Trani, Smolla, UR President William Cooper and several VCU deans met this winter to discuss the notion. While cautioning that it is still very early in the process, Smolla says the group considered interdisciplinary training and joint degrees in fields such as medicine, family law (with VCU’s School of Social Work), environmental law (with VCU’s Center for Environmental Studies) and intellectual property (with VCU’s School of Engineering).

No site has been selected for the satellite building, Smolla says, but the university is looking at renovating an existing building. (Wilder has mentioned the old Murphy Hotel on Eighth Street as one possibility.) As UR seeks to “modestly expand” its law school beyond its current enrollment of nearly 500 students, the dorm/clinic would provide 40 to 70 housing units for UR’s law students, most of whom are from outside the state and must seek off-campus housing.

More important, the law clinic would allow UR law students to get real-world experience working for needy urban clients requiring representation in family or juvenile law matters, says Smolla.

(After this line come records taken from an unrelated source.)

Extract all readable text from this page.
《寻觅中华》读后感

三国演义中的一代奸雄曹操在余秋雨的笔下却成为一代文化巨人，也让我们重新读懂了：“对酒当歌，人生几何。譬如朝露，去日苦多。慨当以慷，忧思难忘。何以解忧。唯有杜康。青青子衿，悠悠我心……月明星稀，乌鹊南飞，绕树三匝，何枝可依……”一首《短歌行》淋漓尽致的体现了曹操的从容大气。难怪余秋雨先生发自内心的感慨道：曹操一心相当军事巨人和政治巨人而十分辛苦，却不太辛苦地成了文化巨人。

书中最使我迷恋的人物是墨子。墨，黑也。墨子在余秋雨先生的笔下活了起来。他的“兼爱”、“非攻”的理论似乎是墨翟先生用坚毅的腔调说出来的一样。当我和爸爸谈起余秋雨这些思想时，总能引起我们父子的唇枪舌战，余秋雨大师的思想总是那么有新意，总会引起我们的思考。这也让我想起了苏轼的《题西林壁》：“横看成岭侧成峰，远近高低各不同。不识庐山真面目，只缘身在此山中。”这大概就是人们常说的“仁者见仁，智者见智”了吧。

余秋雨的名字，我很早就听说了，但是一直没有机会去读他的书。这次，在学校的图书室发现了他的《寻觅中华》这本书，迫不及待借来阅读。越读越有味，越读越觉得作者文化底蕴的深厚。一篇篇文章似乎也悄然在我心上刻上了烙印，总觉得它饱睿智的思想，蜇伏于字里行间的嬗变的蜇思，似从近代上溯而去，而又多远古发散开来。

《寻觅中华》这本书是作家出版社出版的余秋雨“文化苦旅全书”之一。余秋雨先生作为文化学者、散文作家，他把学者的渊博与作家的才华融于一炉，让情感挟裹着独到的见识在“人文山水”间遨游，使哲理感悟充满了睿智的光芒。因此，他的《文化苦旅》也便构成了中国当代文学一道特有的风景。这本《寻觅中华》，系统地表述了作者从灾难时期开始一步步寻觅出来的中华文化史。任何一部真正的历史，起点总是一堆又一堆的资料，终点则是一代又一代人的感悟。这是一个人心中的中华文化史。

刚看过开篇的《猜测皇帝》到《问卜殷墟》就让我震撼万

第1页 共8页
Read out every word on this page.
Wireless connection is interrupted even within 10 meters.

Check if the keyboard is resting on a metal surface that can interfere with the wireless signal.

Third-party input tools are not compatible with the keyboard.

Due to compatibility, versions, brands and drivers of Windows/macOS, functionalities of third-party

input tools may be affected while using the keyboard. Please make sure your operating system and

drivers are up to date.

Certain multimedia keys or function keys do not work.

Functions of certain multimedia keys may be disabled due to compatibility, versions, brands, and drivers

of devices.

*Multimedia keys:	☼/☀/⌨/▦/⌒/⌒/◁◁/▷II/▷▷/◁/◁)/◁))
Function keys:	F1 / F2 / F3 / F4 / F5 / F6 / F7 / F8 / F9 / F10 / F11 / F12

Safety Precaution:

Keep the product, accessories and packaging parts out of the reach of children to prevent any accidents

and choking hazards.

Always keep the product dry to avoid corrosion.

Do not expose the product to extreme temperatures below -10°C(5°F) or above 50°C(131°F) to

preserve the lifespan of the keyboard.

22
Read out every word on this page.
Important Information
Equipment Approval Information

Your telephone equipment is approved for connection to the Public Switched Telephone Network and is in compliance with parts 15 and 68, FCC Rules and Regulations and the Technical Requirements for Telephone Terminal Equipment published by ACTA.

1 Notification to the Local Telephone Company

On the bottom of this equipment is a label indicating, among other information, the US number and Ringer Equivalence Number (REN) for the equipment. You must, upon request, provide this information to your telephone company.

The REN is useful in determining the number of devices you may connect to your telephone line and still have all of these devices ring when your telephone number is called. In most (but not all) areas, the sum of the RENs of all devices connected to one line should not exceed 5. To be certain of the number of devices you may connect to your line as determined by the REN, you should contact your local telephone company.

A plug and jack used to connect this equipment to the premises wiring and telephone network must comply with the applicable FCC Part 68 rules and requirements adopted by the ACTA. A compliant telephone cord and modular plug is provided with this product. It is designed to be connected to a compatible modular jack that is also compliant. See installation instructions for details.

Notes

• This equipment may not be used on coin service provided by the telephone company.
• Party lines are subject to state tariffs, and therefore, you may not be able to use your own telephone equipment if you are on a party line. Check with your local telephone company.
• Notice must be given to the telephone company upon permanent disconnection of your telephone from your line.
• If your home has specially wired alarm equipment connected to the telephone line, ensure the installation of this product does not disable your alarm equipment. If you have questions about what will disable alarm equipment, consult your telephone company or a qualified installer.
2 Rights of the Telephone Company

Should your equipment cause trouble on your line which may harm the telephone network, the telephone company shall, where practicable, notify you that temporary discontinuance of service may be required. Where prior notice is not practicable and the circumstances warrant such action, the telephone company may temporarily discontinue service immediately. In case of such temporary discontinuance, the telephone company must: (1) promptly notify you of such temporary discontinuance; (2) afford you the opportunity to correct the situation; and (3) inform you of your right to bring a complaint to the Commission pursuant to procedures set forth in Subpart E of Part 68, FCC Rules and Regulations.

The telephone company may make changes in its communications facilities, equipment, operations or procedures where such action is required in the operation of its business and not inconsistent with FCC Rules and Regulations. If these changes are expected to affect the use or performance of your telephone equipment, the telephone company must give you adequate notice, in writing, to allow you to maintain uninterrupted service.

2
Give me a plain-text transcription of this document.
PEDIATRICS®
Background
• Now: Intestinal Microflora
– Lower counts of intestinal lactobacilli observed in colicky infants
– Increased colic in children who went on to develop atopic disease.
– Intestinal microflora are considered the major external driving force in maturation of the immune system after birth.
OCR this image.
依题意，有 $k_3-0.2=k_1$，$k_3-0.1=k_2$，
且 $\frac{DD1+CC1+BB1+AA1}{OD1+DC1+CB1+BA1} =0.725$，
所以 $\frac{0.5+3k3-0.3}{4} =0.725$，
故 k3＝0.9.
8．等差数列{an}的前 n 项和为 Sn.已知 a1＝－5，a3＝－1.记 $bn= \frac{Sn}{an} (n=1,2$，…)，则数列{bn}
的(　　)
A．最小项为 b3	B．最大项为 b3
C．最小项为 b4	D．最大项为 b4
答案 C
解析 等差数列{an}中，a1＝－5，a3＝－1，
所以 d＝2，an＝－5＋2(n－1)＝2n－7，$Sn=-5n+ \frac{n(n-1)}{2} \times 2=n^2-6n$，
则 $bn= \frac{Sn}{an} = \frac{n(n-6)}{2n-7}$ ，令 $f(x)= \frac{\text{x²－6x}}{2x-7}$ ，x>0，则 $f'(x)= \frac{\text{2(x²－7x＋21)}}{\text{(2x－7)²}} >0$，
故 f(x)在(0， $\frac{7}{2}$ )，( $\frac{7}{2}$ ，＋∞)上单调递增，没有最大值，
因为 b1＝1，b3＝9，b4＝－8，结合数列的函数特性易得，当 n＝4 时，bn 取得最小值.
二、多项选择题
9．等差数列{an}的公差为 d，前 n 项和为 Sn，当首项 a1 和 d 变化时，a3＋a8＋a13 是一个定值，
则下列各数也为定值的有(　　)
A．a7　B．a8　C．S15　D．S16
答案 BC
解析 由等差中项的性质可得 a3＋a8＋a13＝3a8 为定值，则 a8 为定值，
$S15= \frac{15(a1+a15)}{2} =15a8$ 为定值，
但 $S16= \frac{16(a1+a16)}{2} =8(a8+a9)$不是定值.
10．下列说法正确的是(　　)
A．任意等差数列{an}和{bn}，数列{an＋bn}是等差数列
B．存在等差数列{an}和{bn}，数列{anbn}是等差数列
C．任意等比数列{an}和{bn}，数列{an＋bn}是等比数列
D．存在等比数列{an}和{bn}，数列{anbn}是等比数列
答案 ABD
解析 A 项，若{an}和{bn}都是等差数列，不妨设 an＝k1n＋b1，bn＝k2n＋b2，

Henry W. McLaughlin, executive director of the Central Virginia Legal Aid Society, which provides legal services in civil cases to the needy, says he thinks the proposal is “absolutely wonderful” because “the demands are great.” Most studies of the need for pro-bono legal services show that legal aid societies only answer about 20 percent of the demand. (Central Virginia Legal Aid Society has four full-time staff attorneys, a fellow from the law firm Hunton & Williams and volunteers from the Richmond Bar and UR.) It’s a natural development, McLaughlin says, because “the T.C. Williams Law School has been a major contributor to people in need of services for a long period of time.”